Masih belum pasti apakah China, kreditur bilateral terbesar Sri Lanka, akan bergabung dengan prakarsa yang diluncurkan oleh Jepang.
Jepang, India, dan Prancis telah mengumumkan platform bersama untuk pembicaraan antara kreditur bilateral untuk mengoordinasikan restrukturisasi utang Sri Lanka, sebuah langkah yang mereka harapkan akan berfungsi sebagai model untuk menyelesaikan masalah utang ekonomi berpenghasilan menengah.
Namun, masih belum pasti apakah kreditur bilateral terbesar Sri Lanka – China – akan bergabung dengan prakarsa yang diluncurkan oleh Jepang, ketua G7 tahun ini, dengan tujuan memulai serangkaian pertemuan di antara para kreditur Sri Lanka.
“Meluncurkan proses negosiasi ini, untuk mengumpulkan kelompok kreditur yang berbasis luas, merupakan hasil yang bersejarah,” kata Menteri Keuangan Jepang Shunichi Suzuki dalam sebuah pengarahan pada hari Kamis.
“Komite ini terbuka untuk semua kreditur,” katanya, mengungkapkan harapan bahwa China akan bergabung dalam upaya tersebut.
Direktur Jenderal Perbendaharaan Prancis, Emmanuel Moulin, mengatakan pada pengarahan bahwa kelompok itu siap untuk mengadakan pembicaraan putaran pertama “sesegera mungkin”.
Gubernur bank sentral Sri Lanka mengatakan kepada kantor berita Reuters awal pekan ini bahwa memiliki satu platform untuk diskusi akan menjadi langkah yang disambut baik yang akan mempermudah diskusi dan berbagi informasi.
“Saya berharap pembuatan platform ini akan menjadi contoh kasus” untuk restrukturisasi utang negara-negara berpenghasilan menengah, kata Suzuki.

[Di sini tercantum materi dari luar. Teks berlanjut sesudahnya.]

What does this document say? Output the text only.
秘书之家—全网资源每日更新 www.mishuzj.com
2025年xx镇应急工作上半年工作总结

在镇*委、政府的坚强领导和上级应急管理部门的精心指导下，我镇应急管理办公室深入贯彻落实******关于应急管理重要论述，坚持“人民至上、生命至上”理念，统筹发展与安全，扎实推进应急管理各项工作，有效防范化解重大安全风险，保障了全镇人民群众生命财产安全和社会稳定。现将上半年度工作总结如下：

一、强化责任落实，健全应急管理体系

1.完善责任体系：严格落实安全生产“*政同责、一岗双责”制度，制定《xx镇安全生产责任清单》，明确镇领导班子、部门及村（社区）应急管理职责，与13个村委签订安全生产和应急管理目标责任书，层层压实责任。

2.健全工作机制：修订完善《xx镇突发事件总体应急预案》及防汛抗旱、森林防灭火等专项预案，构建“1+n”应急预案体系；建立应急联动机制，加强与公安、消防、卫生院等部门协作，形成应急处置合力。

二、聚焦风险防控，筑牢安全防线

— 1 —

Diplomat mata uang utama Jepang Masato Kanda mengatakan kepada wartawan bahwa kelompok itu telah mengirim undangan ke semua kreditor bilateral Sri Lanka, termasuk China, dan berharap untuk mengadakan pembicaraan putaran pertama secepat mungkin.

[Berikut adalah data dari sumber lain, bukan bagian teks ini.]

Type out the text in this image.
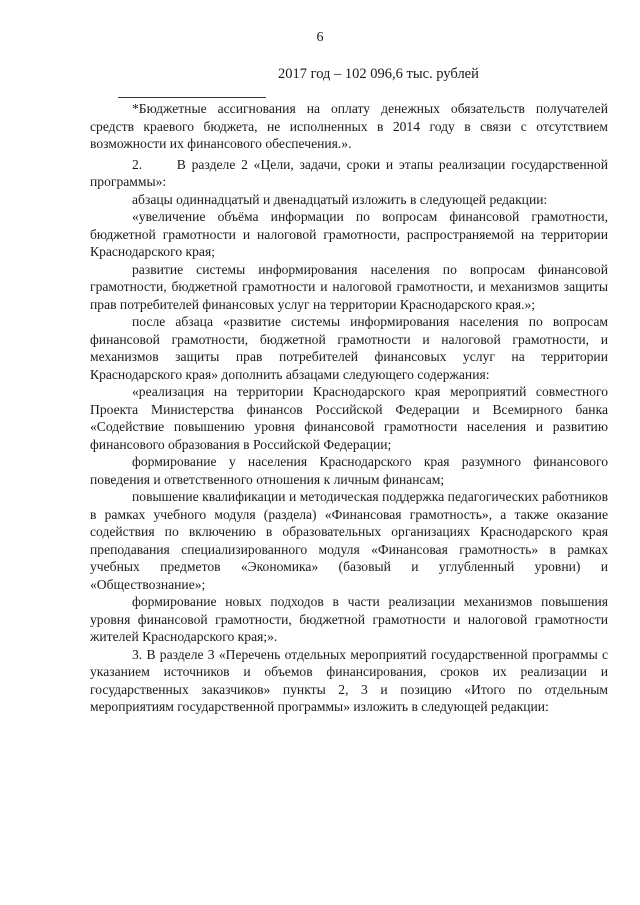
6
2017 год – 102 096,6 тыс. рублей

*Бюджетные ассигнования на оплату денежных обязательств получателей средств краевого бюджета, не исполненных в 2014 году в связи с отсутствием возможности их финансового обеспечения.».

2.      В разделе 2 «Цели, задачи, сроки и этапы реализации государственной программы»:

абзацы одиннадцатый и двенадцатый изложить в следующей редакции:

«увеличение объёма информации по вопросам финансовой грамотности, бюджетной грамотности и налоговой грамотности, распространяемой на территории Краснодарского края;

развитие системы информирования населения по вопросам финансовой грамотности, бюджетной грамотности и налоговой грамотности, и механизмов защиты прав потребителей финансовых услуг на территории Краснодарского края.»;

после абзаца «развитие системы информирования населения по вопросам финансовой грамотности, бюджетной грамотности и налоговой грамотности, и механизмов защиты прав потребителей финансовых услуг на территории Краснодарского края» дополнить абзацами следующего содержания:

«реализация на территории Краснодарского края мероприятий совместного Проекта Министерства финансов Российской Федерации и Всемирного банка «Содействие повышению уровня финансовой грамотности населения и развитию финансового образования в Российской Федерации;

формирование у населения Краснодарского края разумного финансового поведения и ответственного отношения к личным финансам;

повышение квалификации и методическая поддержка педагогических работников в рамках учебного модуля (раздела) «Финансовая грамотность», а также оказание содействия по включению в образовательных организациях Краснодарского края преподавания специализированного модуля «Финансовая грамотность» в рамках учебных предметов «Экономика» (базовый и углубленный уровни) и «Обществознание»;

формирование новых подходов в части реализации механизмов повышения уровня финансовой грамотности, бюджетной грамотности и налоговой грамотности жителей Краснодарского края;».

3. В разделе 3 «Перечень отдельных мероприятий государственной программы с указанием источников и объемов финансирования, сроков их реализации и государственных заказчиков» пункты 2, 3 и позицию «Итого по отдельным мероприятиям государственной программы» изложить в следующей редакции:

“Awal dari upaya terkoordinasi … untuk mengatasi kesusahan Sri Lanka berarti kami telah membuat penyesuaian kebijakan kritis” dengan Dana Moneter Internasional (IMF), kata Presiden Sri Lanka Ranil Wickremesinghe, yang juga menteri keuangan diberitahu melalui video konferensi.
Negara kepulauan berpenduduk 22 juta orang itu mendapatkan program $2,9 miliar dari IMF bulan lalu untuk mengatasi beban utangnya yang sangat besar. Tetapi ekonomi berpenghasilan menengah tidak dapat mengajukan keringanan di bawah kerangka umum G20 untuk penanganan utang, yang hanya menargetkan negara-negara berpenghasilan rendah.
Ini menempatkan tanggung jawab pada ekonomi besar untuk menghasilkan skema alternatif, yang mengarah pada penciptaan platform baru.
Sri Lanka berutang $7,1 miliar kepada kreditur bilateral, menurut data resmi dari pemerintahnya, dengan $3 miliar berutang ke China, diikuti oleh $2,4 miliar ke Paris Club dan $1,6 miliar ke India.
Pemerintah juga harus menegosiasi ulang lebih dari $12 miliar utang eurobond dengan kreditur swasta luar negeri dan $2,7 miliar pinjaman komersial lainnya.
Sri Lanka memulai pembicaraan bulan ini untuk membiayai kembali sebagian dari utang dalam negerinya dan bertujuan untuk menyelesaikan kesepakatan pada bulan Mei.